Азат уже собирался вставить свое слово, но не успел: дверь со свистом захлопнулась сама, как от сильного сквозняка, и шлепнула Азата по носу. Азат заорал и запрыгал на месте от боли, пытаясь сбросить цепкие руки Влада со своей спины. Влад верещал и от испуга цеплялся за его футболку. Азату все же удалось стряхнуть друга.
– Уйди, уйди! – хныкал Азат, ковыляя к зеркалу.
Влад все еще прыгал вокруг него верным щенком.
Отражение посмотрело на мальчишек осуждающе. Обоим показалось, что на них смотрят глаза «клоуна», но наваждение прошло, и в зеркале остались только они и медленно краснеющий нос Азата.
– Клоун, сука, я ему… – шептал Азат проклятия, а из-за закрытой кухонной двери снова слышался Олин смех.
Огарев расставлял тарелки, Оля заканчивала мешать салат. После уроков жонглирования пластиковой посудой пришлось взять в руки настоящую. Огарев сказал, что договорится с Олиными родителями насчет цирка – прямо за ужином. Только если его поможет приготовить Оля.

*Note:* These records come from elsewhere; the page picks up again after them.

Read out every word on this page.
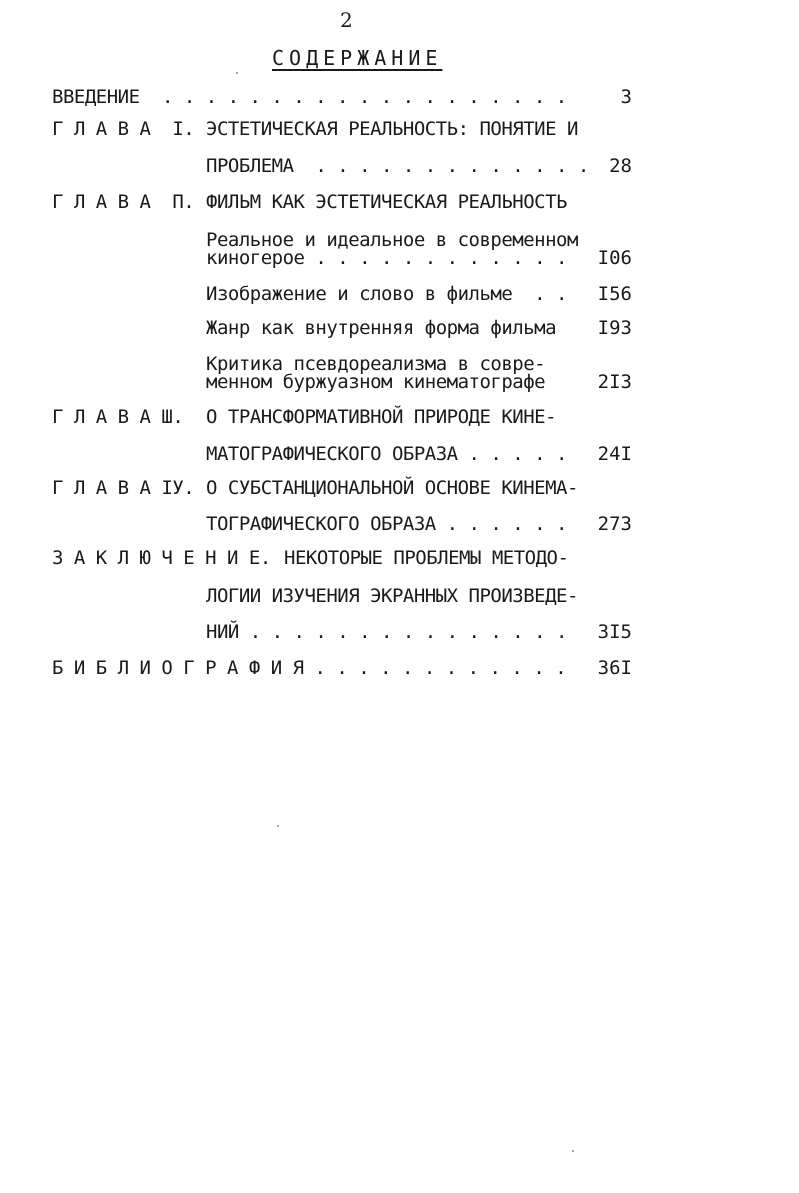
2
СОДЕРЖАНИЕ
ВВЕДЕНИЕ . . . . . . . . . . . . . . . . . . .	3
Г Л А В А  I. ЭСТЕТИЧЕСКАЯ РЕАЛЬНОСТЬ: ПОНЯТИЕ И
ПРОБЛЕМА  . . . . . . . . . . . . .	28
Г Л А В А  П. ФИЛЬМ КАК ЭСТЕТИЧЕСКАЯ РЕАЛЬНОСТЬ
Реальное и идеальное в современном
киногерое . . . . . . . . . . . .	I06
Изображение и слово в фильме  . .	I56
Жанр как внутренняя форма фильма	I93
Критика псевдореализма в совре-
менном буржуазном кинематографе	2I3
Г Л А В А Ш. О ТРАНСФОРМАТИВНОЙ ПРИРОДЕ КИНЕ-
МАТОГРАФИЧЕСКОГО ОБРАЗА . . . . .	24I
Г Л А В А IУ. О СУБСТАНЦИОНАЛЬНОЙ ОСНОВЕ КИНЕМА-
ТОГРАФИЧЕСКОГО ОБРАЗА . . . . . .	273
З А К Л Ю Ч Е Н И Е. НЕКОТОРЫЕ ПРОБЛЕМЫ МЕТОДО-
ЛОГИИ ИЗУЧЕНИЯ ЭКРАННЫХ ПРОИЗВЕДЕ-
НИЙ . . . . . . . . . . . . . . .	3I5
Б И Б Л И О Г Р А Ф И Я . . . . . . . . . . . .	36I
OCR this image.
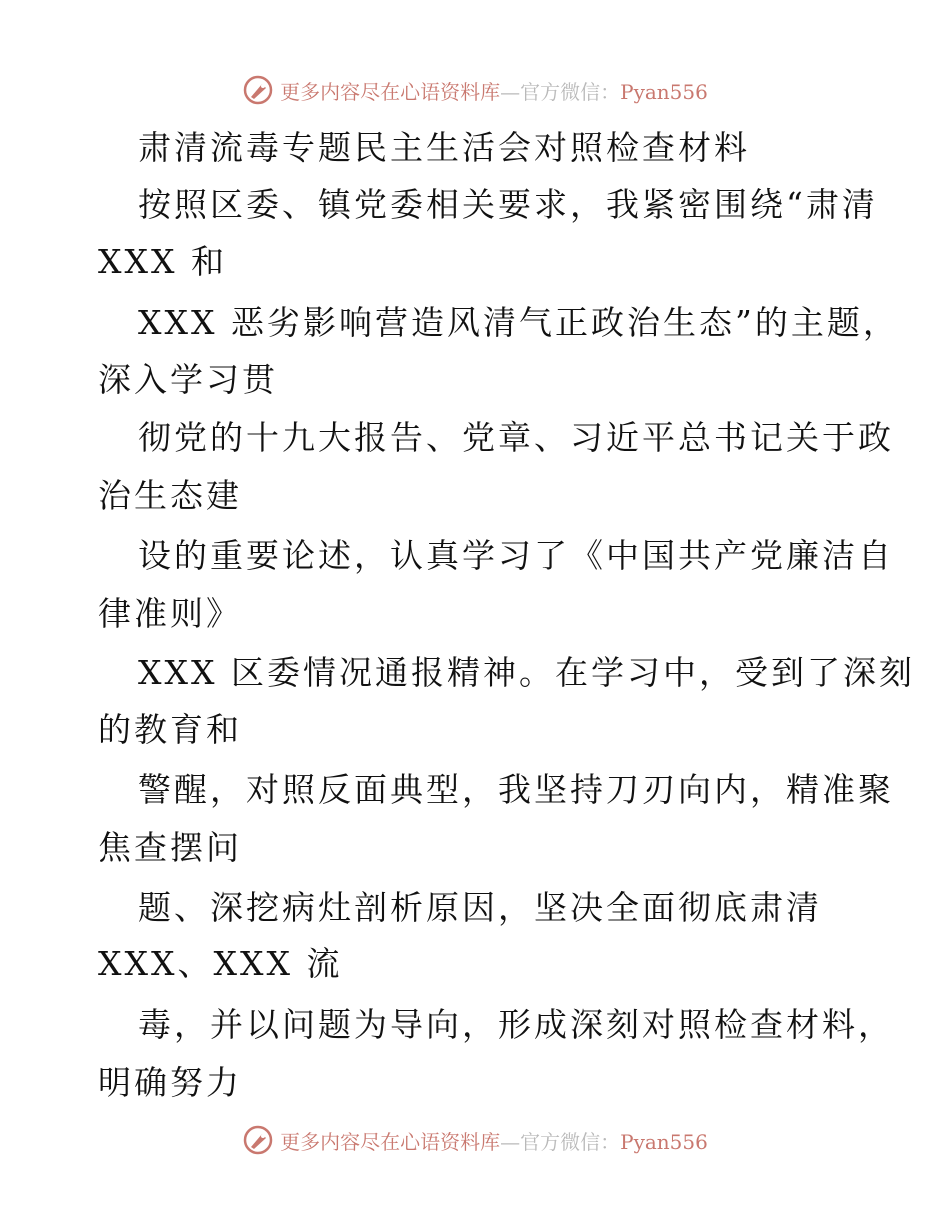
更多内容尽在心语资料库—官方微信：Pyan556
肃清流毒专题民主生活会对照检查材料
按照区委、镇党委相关要求，我紧密围绕“肃清
XXX 和
XXX 恶劣影响营造风清气正政治生态”的主题，
深入学习贯
彻党的十九大报告、党章、习近平总书记关于政
治生态建
设的重要论述，认真学习了《中国共产党廉洁自
律准则》
XXX 区委情况通报精神。在学习中，受到了深刻
的教育和
警醒，对照反面典型，我坚持刀刃向内，精准聚
焦查摆问
题、深挖病灶剖析原因，坚决全面彻底肃清
XXX、XXX 流
毒，并以问题为导向，形成深刻对照检查材料，
明确努力
更多内容尽在心语资料库—官方微信：Pyan556
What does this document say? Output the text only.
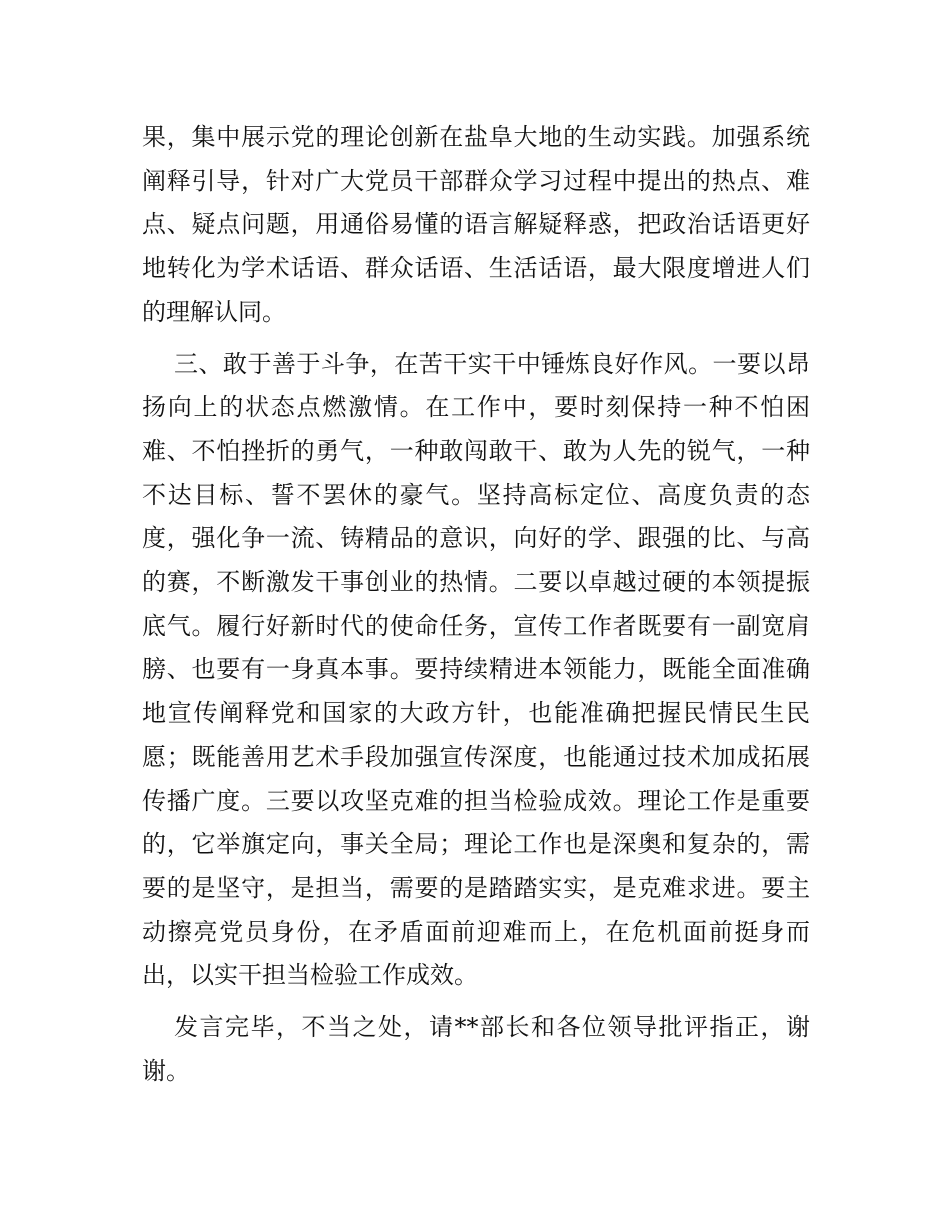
果，集中展示党的理论创新在盐阜大地的生动实践。加强系统阐释引导，针对广大党员干部群众学习过程中提出的热点、难点、疑点问题，用通俗易懂的语言解疑释惑，把政治话语更好地转化为学术话语、群众话语、生活话语，最大限度增进人们的理解认同。

三、敢于善于斗争，在苦干实干中锤炼良好作风。一要以昂扬向上的状态点燃激情。在工作中，要时刻保持一种不怕困难、不怕挫折的勇气，一种敢闯敢干、敢为人先的锐气，一种不达目标、誓不罢休的豪气。坚持高标定位、高度负责的态度，强化争一流、铸精品的意识，向好的学、跟强的比、与高的赛，不断激发干事创业的热情。二要以卓越过硬的本领提振底气。履行好新时代的使命任务，宣传工作者既要有一副宽肩膀、也要有一身真本事。要持续精进本领能力，既能全面准确地宣传阐释党和国家的大政方针，也能准确把握民情民生民愿；既能善用艺术手段加强宣传深度，也能通过技术加成拓展传播广度。三要以攻坚克难的担当检验成效。理论工作是重要的，它举旗定向，事关全局；理论工作也是深奥和复杂的，需要的是坚守，是担当，需要的是踏踏实实，是克难求进。要主动擦亮党员身份，在矛盾面前迎难而上，在危机面前挺身而出，以实干担当检验工作成效。

发言完毕，不当之处，请**部长和各位领导批评指正，谢谢。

– Ну вот, а говорила, готовить не умеешь. – Огарев смотрел на череду тщательно расставленных блюд: одна тарелка подпирала другую, а та придерживала боком плошку с салатом. Таких застолий Олины родители не видели давно.
– Я вам должна по гроб жизни, – прошептала Оля, напуганная запахами мяса и тушеных овощей.
– Рано тебе еще о гробах думать. – И Огарев шлепнул очередную котлету на тарелку. Котлета чуть не соскользнула на пол, но Огарев качнул тарелкой в другую сторону – удержал.
В коридоре щелкнул дверной замок, застучали каблуки. Первой с работы вернулась мама.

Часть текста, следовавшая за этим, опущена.